Mais si Shutter Island nous surprend sur le fond, la construction du récit et son rythme nous étonnent également : le film débute en effet comme un thriller scorsesien « classique » mais très vite bifurque vers des chemins inconnus. Difficile d’en dire plus : on risquerait de déflorer le sujet. Car ce qui fait précisément la force de ce film, c’est sa capacité à nous plonger dans l’état d’inconfort du Marshal Teddy Daniels, lequel peine à démêler le vrai du faux, la vérité du rêve et les souvenirs de la projection fantasmatique. C’est que le réalisateur ne donne jamais au spectateur la possibilité d’en savoir plus sur l’intrigue que le personnage principal (un Leonardo Di Caprio toujours plus étonnant, à l’occasion de sa quatrième collaboration avec Scorsese). Le spectateur éprouve ainsi un malaise tenace, le film prenant rapidement l’allure d’un cauchemar éveillé, et pour cause : Shutter Island conjugue l’univers oppressant d’un asile psychiatrique à celui d’une prison sombre et insalubre. L’action se déroule de surcroît au sein d’un lieu clos et isolé alors que, dehors, la tempête et la mer se déchaînent.


L’atmosphère suffocante du film est également renforcée par l’imaginaire gothique qui a visiblement servi de source d'inspiration pour la création des décors et des costumes tout à la fois somptueux et terrifiants. De même, les prisonniers de l'île, dévoilant des visages mutilés et édentés, sont des incarnations proprement cauchemardesques de la démence. Ces représentations gothiques débouchent sur une figuration de la folie particulièrement saisissante, confinant à l’horreur. La visite d’un cimetière sous des trompes d’eau, l’exploration des couloirs d’une prison labyrinthique (…) : autant de morceaux de bravoure cinématographique qui s’enchaînent à l’écran, Martin Scorsese rendant au passage des gages à ses Maîtres (Kubrick et Hitchcock en tête). Le style flamboyant et emphatique de la mise en scène produit des effets de suspense et d’angoisse particulièrement efficaces même si ceux-ci aboutissent ponctuellement à une mise à distance du spectateur. A plusieurs reprises, la saturation d’effets (cadrage, montage, jeu des acteurs, musique…) produisent un résultat particulièrement baroque qui prête presque à sourire. La conclusion de Shutter Island valide pourtant a posteriori ce parti pris du "too much" : la grandiloquence ponctuelle de la mise en scène ne constitue ni plus ni moins que l’une des pièces du gigantesque piège que tend Martin Scorsese au spectateur. Reste néanmoins que la mise en image des cauchemars et de souvenirs de Teddy Daniels, souvent longue, empesée et visuellement détonnante, déçoit par rapport au reste du film. Quant à la bande originale, à la frontière du style pompier, elle manque singulièrement de subtilité.

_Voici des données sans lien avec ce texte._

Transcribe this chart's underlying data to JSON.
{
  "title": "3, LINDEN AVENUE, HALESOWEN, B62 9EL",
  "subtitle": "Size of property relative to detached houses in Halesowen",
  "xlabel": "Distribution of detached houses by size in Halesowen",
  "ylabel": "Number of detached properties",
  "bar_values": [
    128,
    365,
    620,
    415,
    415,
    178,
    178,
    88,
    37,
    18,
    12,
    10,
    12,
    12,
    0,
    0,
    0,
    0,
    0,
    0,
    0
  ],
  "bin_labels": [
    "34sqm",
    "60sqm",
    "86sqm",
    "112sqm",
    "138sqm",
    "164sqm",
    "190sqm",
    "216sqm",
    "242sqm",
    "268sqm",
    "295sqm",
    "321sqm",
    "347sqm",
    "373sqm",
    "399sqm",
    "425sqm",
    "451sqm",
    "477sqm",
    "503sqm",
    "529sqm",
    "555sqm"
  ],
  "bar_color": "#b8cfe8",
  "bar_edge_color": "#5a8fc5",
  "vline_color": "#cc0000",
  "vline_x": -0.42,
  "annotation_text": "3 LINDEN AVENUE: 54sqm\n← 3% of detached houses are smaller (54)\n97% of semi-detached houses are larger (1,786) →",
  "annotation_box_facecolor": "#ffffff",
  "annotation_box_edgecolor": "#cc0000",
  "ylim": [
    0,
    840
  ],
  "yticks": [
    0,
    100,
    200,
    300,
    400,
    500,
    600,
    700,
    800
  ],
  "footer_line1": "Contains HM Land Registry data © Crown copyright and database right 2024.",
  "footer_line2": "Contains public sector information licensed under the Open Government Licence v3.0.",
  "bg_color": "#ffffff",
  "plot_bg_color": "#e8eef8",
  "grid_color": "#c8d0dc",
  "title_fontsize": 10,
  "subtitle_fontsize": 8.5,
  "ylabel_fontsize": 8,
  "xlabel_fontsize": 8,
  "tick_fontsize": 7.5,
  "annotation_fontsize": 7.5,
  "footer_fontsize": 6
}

Passées ces quelques réserves, il faut bien peser la toute première importance de ce film atypique dans la filmographie de Martin Scorsese. Oeuvre foisonnante et visuellement passionnante, Shutter Island offre au spectateur de vivre une expérience sensorielle étourdissante et inédite, celle d’une progressive perte des repères et d’un plongeon vertigineux dans l’univers de la folie.